Certain patients are at increased risk for seizures.  Traditionally, Dilantin was given.  However, Dilantin has never been found to be particularly good at preventing alcohol seizures. The anti-epileptics mentioned above do help with alcohol related seizures.  However, the tranquilizers have a better track record of preventing seizures that they have become the treatment of choice when there is a significant history of seizures.  When there is a significant history of seizures, I usually want a person in a hospital for a few days.

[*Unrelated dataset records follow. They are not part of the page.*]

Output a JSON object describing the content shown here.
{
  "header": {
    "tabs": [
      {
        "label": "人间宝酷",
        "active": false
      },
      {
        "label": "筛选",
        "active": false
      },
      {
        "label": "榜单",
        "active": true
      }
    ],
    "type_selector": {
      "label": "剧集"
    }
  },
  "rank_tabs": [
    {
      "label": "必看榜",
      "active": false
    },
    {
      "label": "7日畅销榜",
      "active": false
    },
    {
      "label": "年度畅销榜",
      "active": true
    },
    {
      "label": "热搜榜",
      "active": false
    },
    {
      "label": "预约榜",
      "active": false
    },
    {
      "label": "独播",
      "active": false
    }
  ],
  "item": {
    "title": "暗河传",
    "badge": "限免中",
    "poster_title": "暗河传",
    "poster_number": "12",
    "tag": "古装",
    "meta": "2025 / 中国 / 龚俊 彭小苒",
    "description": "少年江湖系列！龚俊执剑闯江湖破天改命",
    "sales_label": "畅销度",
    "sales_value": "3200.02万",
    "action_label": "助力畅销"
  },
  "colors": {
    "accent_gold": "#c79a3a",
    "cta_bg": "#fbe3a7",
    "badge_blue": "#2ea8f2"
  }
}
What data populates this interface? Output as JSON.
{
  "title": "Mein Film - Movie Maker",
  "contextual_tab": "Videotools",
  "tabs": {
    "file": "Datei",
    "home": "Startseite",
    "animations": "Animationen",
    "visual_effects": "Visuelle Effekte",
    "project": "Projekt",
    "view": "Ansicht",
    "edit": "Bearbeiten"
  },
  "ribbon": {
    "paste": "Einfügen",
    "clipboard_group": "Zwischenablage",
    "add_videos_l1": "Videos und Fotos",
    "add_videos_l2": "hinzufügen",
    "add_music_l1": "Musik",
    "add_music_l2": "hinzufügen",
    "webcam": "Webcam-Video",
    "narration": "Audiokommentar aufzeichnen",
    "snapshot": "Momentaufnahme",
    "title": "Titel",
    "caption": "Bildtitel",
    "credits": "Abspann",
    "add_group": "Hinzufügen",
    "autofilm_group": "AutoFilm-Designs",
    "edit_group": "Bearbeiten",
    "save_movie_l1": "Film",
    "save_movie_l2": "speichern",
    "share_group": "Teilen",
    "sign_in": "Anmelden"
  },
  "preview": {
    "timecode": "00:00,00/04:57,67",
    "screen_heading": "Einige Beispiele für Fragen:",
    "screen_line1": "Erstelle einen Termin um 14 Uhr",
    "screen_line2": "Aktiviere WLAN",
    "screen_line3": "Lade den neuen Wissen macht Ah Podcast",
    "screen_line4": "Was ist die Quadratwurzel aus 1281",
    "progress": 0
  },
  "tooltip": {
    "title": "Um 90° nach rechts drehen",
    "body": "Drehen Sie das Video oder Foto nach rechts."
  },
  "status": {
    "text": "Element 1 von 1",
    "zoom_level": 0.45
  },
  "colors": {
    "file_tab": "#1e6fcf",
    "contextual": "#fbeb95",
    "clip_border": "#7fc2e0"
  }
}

Vitamin supplementation, especially with thiamine or B-1, is important.  Lack of thiamine is known to cause significant neurological problems.  I also like to make sure folate is supplemented as well.  Other minerals may need to be given as well.  Magnesium may get depleted and such depletion may not be routinely checked for.

In addition, there are a myriad of other symptoms during withdrawal and I prescribe medications for symptomatic relief.  Nausea and vomiting are treated with appropriate medications; I usually use Zofran, which is potentially safer than other types of anti-nausea medicine.  Diarrhea can be treated with Imodium.  Stomach upset can be treated with antacids and medications like Zantac or Prilosec.